Le budget de l’Etat repose en grande partie sur les recettes douanières, qui proviennent de différentes taxes imposées sur les marchandises importées ou exportées. Cependant, malgré la réglementation en vigueur, les douaniers s’illustrent par des pratiques peu orthodoxes. Des arrangements d’arrière-boutique avec les opérateurs économiques et autres importateurs qui causent un énorme manque à gagner au Trésor public. Une vraie gangrène difficilement extirpable dans ce corps très convoité.
Difficile aujourd’hui d’évaluer le préjudice que causent les agents de la douane aux caisses de l’Etat. Mais au regard de l’ampleur des pratiques délictueuses, ils se chiffrent probablement à des centaines de millions de francs CFA par mois. Voire des milliards, si l’on s’en tient à l’importance du trafic enregistré au niveau des frontières gabonaises, aussi bien maritimes, terrestres, qu’aériennes.
Appelés à contrôler l’entrée et la sortie des marchandises du territoire national, les douaniers postés aux différentes portes du pays veillent à ce que les taxes douanières imposées sur les marchandises soient payées. Mais pour éviter les détournements de ces taxes, les services du Trésor public assistent ceux des douanes pour percevoir les différents impôts. Mieux, pour une meilleure sécurisation des recettes, des quittances de payement devraient être délivrées à ceux qui s’acquittent de leurs droits.
Pourtant, malgré toutes ces mesures, les agents de la douane trouvent toujours le moyen de détourner les recettes générées à leur propre profit, au détriment des caisses de l’Etat. A l’aéroport par exemple, des réseaux se sont constitués entre les transitaires et les douaniers. Ainsi, des marchandises qui devraient normalement payer des droits de douane sortent de cette enceinte de manière clandestine. Soit en sous-évaluant la valeur, ou en l’exonérant des frais de douanes.

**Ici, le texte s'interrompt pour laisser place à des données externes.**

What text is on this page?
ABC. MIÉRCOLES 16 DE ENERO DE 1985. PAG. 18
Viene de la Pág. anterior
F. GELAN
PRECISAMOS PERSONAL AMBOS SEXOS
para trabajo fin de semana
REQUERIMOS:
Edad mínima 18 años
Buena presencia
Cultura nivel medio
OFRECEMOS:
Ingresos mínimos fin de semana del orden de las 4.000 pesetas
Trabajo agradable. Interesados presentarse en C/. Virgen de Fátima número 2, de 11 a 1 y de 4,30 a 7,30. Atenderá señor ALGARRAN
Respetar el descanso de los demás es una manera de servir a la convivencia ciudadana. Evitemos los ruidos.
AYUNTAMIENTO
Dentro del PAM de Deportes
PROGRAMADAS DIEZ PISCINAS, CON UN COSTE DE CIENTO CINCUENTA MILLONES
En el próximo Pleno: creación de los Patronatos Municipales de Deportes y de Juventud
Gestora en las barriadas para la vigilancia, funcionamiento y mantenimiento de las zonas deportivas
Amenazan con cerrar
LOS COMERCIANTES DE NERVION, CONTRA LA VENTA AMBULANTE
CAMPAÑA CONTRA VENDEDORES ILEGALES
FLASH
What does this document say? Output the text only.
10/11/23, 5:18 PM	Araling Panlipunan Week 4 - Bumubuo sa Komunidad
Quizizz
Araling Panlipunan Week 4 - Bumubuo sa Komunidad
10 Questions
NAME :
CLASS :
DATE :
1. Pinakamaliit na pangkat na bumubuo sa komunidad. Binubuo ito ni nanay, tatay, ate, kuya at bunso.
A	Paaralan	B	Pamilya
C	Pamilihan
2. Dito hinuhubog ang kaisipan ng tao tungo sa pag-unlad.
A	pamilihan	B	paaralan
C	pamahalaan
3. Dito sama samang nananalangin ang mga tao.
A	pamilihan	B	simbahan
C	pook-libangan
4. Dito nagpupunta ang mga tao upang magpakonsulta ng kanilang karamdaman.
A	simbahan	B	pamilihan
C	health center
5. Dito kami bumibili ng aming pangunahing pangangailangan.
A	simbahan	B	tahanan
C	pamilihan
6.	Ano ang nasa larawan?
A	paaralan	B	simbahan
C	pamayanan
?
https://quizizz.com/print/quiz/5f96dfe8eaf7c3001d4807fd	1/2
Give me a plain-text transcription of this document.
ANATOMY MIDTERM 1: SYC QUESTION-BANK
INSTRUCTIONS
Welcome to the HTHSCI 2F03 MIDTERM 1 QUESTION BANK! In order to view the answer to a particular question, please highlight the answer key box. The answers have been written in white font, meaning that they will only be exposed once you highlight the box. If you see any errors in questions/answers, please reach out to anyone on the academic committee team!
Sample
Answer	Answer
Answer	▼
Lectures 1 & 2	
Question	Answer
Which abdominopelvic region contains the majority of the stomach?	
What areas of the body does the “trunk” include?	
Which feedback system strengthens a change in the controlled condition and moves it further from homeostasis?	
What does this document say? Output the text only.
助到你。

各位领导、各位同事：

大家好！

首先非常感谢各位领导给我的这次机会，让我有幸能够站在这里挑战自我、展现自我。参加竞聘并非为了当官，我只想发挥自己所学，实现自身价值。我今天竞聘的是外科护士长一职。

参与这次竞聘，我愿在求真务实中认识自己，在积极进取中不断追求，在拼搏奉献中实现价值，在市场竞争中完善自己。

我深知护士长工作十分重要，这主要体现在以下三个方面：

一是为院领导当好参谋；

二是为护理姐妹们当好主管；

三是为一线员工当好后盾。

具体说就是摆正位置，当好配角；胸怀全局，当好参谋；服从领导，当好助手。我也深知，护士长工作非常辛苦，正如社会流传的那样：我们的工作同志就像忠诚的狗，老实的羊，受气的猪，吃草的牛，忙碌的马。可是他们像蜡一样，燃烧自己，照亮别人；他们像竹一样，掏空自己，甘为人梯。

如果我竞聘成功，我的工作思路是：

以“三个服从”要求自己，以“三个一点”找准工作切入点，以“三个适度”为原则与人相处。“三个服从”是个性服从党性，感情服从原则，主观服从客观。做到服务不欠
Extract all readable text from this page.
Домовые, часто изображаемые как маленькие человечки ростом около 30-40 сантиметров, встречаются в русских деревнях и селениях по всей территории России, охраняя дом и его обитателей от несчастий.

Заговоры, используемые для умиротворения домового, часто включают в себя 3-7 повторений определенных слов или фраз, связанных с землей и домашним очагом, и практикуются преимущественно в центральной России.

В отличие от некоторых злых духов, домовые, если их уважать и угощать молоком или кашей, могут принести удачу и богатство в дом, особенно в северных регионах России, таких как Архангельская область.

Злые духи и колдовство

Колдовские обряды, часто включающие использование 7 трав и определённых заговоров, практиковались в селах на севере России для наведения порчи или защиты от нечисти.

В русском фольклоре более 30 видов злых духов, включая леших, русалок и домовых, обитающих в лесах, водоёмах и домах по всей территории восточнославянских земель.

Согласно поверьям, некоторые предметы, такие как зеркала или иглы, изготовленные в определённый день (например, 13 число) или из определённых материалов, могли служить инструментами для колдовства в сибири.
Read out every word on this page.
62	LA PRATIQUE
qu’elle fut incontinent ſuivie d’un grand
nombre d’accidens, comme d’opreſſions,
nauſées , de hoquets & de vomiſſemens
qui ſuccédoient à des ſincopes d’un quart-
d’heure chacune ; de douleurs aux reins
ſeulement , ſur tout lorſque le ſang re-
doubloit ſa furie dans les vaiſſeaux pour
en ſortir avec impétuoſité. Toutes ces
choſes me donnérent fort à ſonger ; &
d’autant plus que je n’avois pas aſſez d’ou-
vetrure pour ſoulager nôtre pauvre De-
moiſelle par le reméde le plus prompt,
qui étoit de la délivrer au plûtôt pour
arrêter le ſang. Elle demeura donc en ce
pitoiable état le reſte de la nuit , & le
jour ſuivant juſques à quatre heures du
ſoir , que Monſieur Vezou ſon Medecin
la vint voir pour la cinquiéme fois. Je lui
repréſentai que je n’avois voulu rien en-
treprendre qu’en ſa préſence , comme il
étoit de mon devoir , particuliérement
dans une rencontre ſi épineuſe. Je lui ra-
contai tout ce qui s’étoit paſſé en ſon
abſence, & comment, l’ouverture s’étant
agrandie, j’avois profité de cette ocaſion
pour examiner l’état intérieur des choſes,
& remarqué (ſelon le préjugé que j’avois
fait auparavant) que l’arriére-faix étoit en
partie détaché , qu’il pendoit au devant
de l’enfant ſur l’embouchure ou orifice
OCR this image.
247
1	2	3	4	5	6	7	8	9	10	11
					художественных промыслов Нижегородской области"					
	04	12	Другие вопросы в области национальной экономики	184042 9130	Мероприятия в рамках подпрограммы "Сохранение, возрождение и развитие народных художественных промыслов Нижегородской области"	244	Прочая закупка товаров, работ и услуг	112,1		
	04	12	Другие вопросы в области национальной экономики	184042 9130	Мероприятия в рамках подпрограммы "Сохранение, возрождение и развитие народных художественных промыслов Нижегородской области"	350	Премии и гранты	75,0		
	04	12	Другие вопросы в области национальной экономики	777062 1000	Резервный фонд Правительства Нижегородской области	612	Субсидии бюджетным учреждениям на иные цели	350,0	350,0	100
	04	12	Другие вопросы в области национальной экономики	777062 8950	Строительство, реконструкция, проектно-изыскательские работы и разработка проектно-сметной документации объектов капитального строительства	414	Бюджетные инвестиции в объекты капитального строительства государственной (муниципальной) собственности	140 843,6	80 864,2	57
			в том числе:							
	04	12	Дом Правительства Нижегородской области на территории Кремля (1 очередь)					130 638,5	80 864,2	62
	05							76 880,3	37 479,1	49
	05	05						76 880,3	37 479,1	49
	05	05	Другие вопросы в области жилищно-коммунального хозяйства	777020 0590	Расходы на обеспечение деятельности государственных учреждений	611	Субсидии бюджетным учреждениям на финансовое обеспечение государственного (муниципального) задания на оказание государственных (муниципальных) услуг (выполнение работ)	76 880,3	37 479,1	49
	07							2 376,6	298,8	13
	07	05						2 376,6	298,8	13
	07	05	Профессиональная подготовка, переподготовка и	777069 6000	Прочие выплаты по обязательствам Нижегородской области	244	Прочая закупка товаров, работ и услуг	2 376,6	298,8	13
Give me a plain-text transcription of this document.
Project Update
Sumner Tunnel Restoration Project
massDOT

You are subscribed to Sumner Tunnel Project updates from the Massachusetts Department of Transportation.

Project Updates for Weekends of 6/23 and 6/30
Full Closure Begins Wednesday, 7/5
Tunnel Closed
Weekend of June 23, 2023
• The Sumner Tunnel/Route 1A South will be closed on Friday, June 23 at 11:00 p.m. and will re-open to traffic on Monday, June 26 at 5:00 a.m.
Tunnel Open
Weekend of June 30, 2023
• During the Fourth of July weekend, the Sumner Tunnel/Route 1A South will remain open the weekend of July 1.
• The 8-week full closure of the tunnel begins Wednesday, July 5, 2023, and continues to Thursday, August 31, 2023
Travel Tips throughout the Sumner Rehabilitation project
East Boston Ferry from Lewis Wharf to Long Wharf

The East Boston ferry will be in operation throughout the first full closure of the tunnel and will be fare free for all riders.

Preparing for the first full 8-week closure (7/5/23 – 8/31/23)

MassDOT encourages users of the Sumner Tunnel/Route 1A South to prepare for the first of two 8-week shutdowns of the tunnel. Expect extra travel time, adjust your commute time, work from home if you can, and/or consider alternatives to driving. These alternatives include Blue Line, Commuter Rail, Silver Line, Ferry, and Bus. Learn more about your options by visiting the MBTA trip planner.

Mais derrière, ce sont les douaniers qui se sucrent. C’est le cas de ces ordinateurs dont les frais de douane s’élèvent normalement à 2.800.000, mais qui sont curieusement passés à la douane après qu’un agent a empoché 1.000.000 FCFA. D’autres marchandises sortent clandestinement de l’aéroport sans être déclarées officiellement à la douane, avec la complicité des douaniers qui reçoivent en contrepartie des pots-de-vin et autres bonus. Selon une source anonyme, l’Etat perdrait à l’aéroport de Libreville pas moins de 15.000.000 FCFA par jour, du fait des frais de douane détournés.
Au niveau des frontières terrestres, l’hémorragie est encore plus grave. Au poste de douane d’Eboro par exemple, les frais de douanes sont prélevés à la tête du client, souvent sans délivrer une quittance de payement. Ainsi, un camion de type canter chargé des produits vivriers en provenance du Cameroun s’acquitte à ce poste d’une somme de 25.000 FCFA. Les camions de 10 roues payent 50.000 FCFA. Pour les bœufs importés, les frais s’élèvent à 10.000 CFA par tête.
Or, selon le code douanier de la CEMAC, les produits vivriers en provenance des pays de cette zone sont exonérés de taxes douanières. Pour un jeune qui aide les douaniers dans la fouille des véhicules à ce poste, les taxes journalières atteignent souvent 500.000 FCFA. Des fonds qui ne sont pas versés dans les caisses du Trésor public. Et c’est presque les mêmes pratiques aussi bien au poste de Meyo-Kyé qu’à celui d’Assock-Medzeng à la frontière avec la Guinée équatoriale.
Au port d’Owendo règne aussi une haute mafia. Les multiples exonérations profitent aux douaniers qui soutiennent les différents dossiers. Ainsi, pour un véhicule qui devrait payer 6.000.000 de frais de douane, la moitié ou les deux tiers seront directement remis à l’agent de douane. C’est le même procédé dans les abattements. L’on peut aussi ajouter à ce triste tableau la complicité de certains douaniers dans les fausses déclarations. Dans le but de sous-évaluer les taxes à payer.
La douane peut considérablement améliorer ses recettes si et seulement si toutes les taxes prélevées prenaient la direction du Trésor public. Malheureusement, les agents de la douane s’accaparent eux-mêmes la plus grande partie. Sinon, comment comprendre que dans certains bureaux régionaux de douane, les objectifs que leur assigne leur tutelle pour une année soient atteints au bout seulement d’un semestre ?
Ce qui laisse penser que les agents travaillent plus pour eux-mêmes que pour l’Etat. D’où le train de vie que la majorité d’entre eux mènent, que leurs salaires ne sauraient justifier.